Abbandonare il tentativo di liberalizzare il mercato europeo, o evitare che il decreto sia aggirato: lasciare libero gioco alla forza di mercato o guidare la transizione verso nuovi assetti del capitalismo. Questi i temi su cui ci si dovrebbero confrontare maggio­ranza e opposizione. La sinistra deve assolu­tamente evitare di far scadere la vicenda a una contabilità tra favori fatti e favori resi: una tentazione che, proprio perché autolesio­nistica, per la sinistra è pericolosa. La destra deve essere cosciente che il tema degli inte­ressi è per lei un nervo scoperto, e quindi deve affrontare la sostanza dei problemi e non nascondersi dietro formalismi, del decre­to o di patti parasociali a difesa della bandie­ra. Questo non è un paese delle banane: né maggioranza né opposizione possono per­mettere che insinuazioni fuori luogo interfe­riscano in questa vicenda. Perché interessa il nostro maggior gruppo industriale e perché il rivolgimento che si sta innescando modifi­cherà dal profondo, molto di più di quanto ha fatto la scalata alla Telecom, gli assetti industriali e finanziari del nostro Paese.

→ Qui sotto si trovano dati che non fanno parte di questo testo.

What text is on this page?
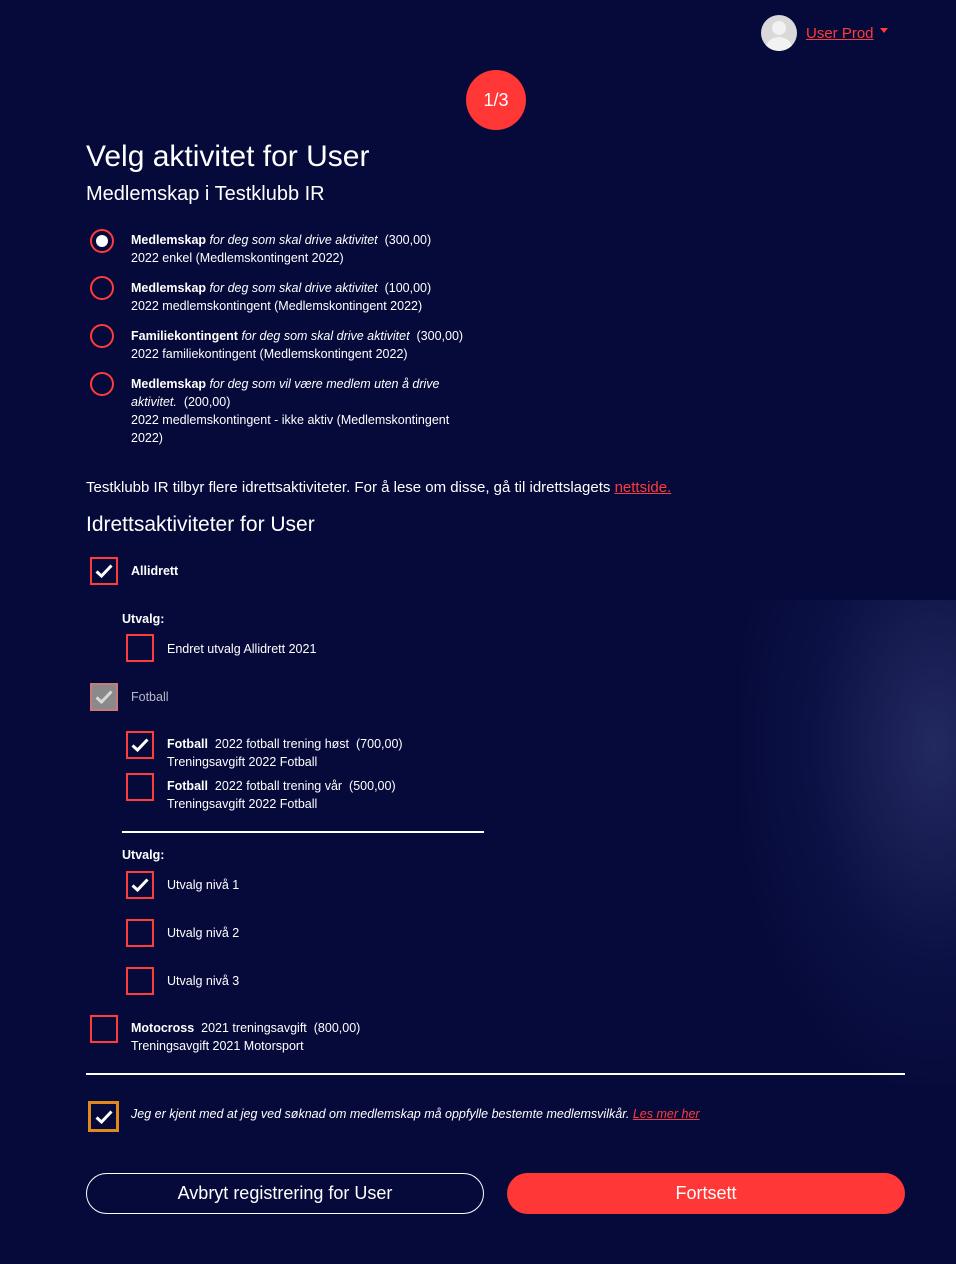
User Prod
1/3
Velg aktivitet for User
Medlemskap i Testklubb IR
Medlemskap for deg som skal drive aktivitet (300,00)
2022 enkel (Medlemskontingent 2022)
Medlemskap for deg som skal drive aktivitet (100,00)
2022 medlemskontingent (Medlemskontingent 2022)
Familiekontingent for deg som skal drive aktivitet (300,00)
2022 familiekontingent (Medlemskontingent 2022)
Medlemskap for deg som vil være medlem uten å drive
aktivitet. (200,00)
2022 medlemskontingent - ikke aktiv (Medlemskontingent
2022)
Testklubb IR tilbyr flere idrettsaktiviteter. For å lese om disse, gå til idrettslagets nettside.
Idrettsaktiviteter for User
Allidrett
Utvalg:
Endret utvalg Allidrett 2021
Fotball
Fotball 2022 fotball trening høst (700,00)
Treningsavgift 2022 Fotball
Fotball 2022 fotball trening vår (500,00)
Treningsavgift 2022 Fotball
Utvalg:
Utvalg nivå 1
Utvalg nivå 2
Utvalg nivå 3
Motocross 2021 treningsavgift (800,00)
Treningsavgift 2021 Motorsport
Jeg er kjent med at jeg ved søknad om medlemskap må oppfylle bestemte medlemsvilkår. Les mer her
Avbryt registrering for User	Fortsett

I giornali francesi ovviamente cantano vittoria perché. sosten­gono, la guida industriale del gruppo sarà in mano all’Edf. C’è da capirli: per averla, hanno pagato un prezzo d’affezione, 3,3 euro comprando sul mercato per mettere insieme il loro 20%, contro i 2,8 di prezzo dell’Opa, e inoltre devono accettare una va­lutazione degli impianti conferiti da Fiat giudicata dagli analisti molto generosa. Quanto a noi, immaginando i sommovimen­ti che stanno per prodursi negli assetti della nostra economia, ricordando le poche vitto­rie e le tante sconfitte nei nostri tentativi di allargarne i confini, riandando con la memo­ria a vicende su cui una generazione si è appassionata, se nondimeno riuscissimo a osservare tutto questo con distacco, come una storia di ordinario capitalismo, e ricor­dassimo la frase di Amato citata all’inizio, potremmo limitarci a trarne una morale: an­che i francesi pagano un prezzo per il loro protezionismo, parte dei soldi sborsati dal loro campione nazionale serviranno a regola­re i conti e a ridefinire gli equilibri del capitalismo in un paese vicino.